We anticipate that PTSD symptoms scores would have been used as the outcome measure in majority of studies, therefore, if an intervention is effective, a clinically relevant significant reduction in PTSD score could have occurred in the intervention group compared with the control. If PTSD symptoms scores have been used as a continuous outcome, we will extract the effect size as the standardised mean difference (Hedges’s adjusted g). If this estimate is not available in a study, we will extract relevant statistics to compute it. If studies reported PTSD as a dichotomous outcome, we will extract/compute OR as an effect estimate. Our systematic review and NMA will only include RCTs, and we anticipate that majority of included studies will report outcome measure based on interviews rather self-reported questionnaire. Our emphasis will be using outcome measure from interviews. However, if both measures are available from enough number of studies, we will pool data on both measures.

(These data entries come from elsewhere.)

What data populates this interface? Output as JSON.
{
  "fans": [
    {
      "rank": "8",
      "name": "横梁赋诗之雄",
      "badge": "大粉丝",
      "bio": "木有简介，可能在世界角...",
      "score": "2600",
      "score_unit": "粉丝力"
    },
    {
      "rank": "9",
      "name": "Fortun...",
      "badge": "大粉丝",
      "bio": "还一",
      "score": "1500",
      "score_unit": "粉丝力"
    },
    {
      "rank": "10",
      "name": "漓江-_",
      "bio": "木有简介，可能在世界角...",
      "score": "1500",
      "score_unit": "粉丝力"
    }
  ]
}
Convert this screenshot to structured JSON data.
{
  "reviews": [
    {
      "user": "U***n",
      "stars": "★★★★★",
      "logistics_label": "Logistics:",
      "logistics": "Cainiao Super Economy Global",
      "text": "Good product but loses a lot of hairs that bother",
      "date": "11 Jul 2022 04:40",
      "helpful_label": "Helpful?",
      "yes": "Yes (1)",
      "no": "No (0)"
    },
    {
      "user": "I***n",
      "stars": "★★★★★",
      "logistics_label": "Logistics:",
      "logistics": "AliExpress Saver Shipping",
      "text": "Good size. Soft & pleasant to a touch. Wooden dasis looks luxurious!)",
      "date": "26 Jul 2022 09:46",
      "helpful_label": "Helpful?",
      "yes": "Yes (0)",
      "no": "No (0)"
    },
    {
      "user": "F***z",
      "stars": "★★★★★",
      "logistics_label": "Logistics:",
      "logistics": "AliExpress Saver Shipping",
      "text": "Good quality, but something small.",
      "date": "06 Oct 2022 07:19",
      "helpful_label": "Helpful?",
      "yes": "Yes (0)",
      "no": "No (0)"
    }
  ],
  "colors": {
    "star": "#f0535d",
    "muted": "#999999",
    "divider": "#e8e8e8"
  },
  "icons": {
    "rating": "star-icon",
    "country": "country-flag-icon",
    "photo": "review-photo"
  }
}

We believe a considerable number of interventions from various studies and some pairs of the interventions would have not been directly compared in RCTs (eg, fluoxetine vs paroxetine or fluoxetine+CBT vs paroxetine). Furthermore, there could be multiple overlapping assessment in some of the studies (eg, fluoxetine vs paroxetine, fluoxetine vs sertraline or fluoxetine vs CBT), this may produce inconsistent estimates of the effects. Therefore, we aim to use NMA with Bayesian hierarchical random-effects model58 to integrate the effect estimates and decide on an effective treatment among all available. This type of meta-analysis will allow us to estimate relative effects of two treatments with a proper probabilistic approach, as it can also allow us to estimate the ranking of efficacy for different interventions in an order.59

Heterogeneity among studies will be assessed by computing heterogeneity index Higgins I² and by Q statistic. A comparison-adjusted funnel plots will be used to investigate for small study effects and for assessing publication bias.60 The R-package GeMTC61 (V.3.2.3), WinBUGS 1.4.3,62 or Stata V.1663 will be used for the statistical analyses.

Subgroup analysis

A range of subgroup analyses will be performed to get insight about reasons for heterogeneity among studies. Some studies suggested that women have higher rates of PTSD compared with men,64 therefore, subgroup analysis will be done on sex if sufficient studies are available. Other subgroups analyses will be conducted as follow if data was provided in included studies:

Types of childhood abuse: whether physical, sexual or emotional abuse

Study region (country)

Single intervention versus combination: receive one treatment at a time or receive several treatments

Psychological individual versus group interventions: receiving psychotherapy individually or in group of patients

Acute, chronic, complex PTSD: number of traumatic events exposed to

Severity of PTSD

Type of intervention (pharmacological vs psychological)

Type of psychological interventions

Type of pharmacological interventions

Consistency assessment

Consistency is another assumption in NMA which refers to the agreement between direct and indirect estimates of the same treatment compared.54 65 This assumption can only be evaluated if a closed loop exists where there are direct and indirect comparisons of treatments.55 Consistency will be evaluated through statistically comparing direct and indirect summary effects.

Qualitative analysis

Qualitative analysis will be performed by examining safety of treatments and addressing all possible side effects in all included studies.

Patient and public involvement

No patients involved.

Ethics and dissemination

This research does not require the approval of ethical board as it does not involve dealing with humans or animals as it relies on reviewing of literature. Findings of this review will be published in a peer-reviewed journal.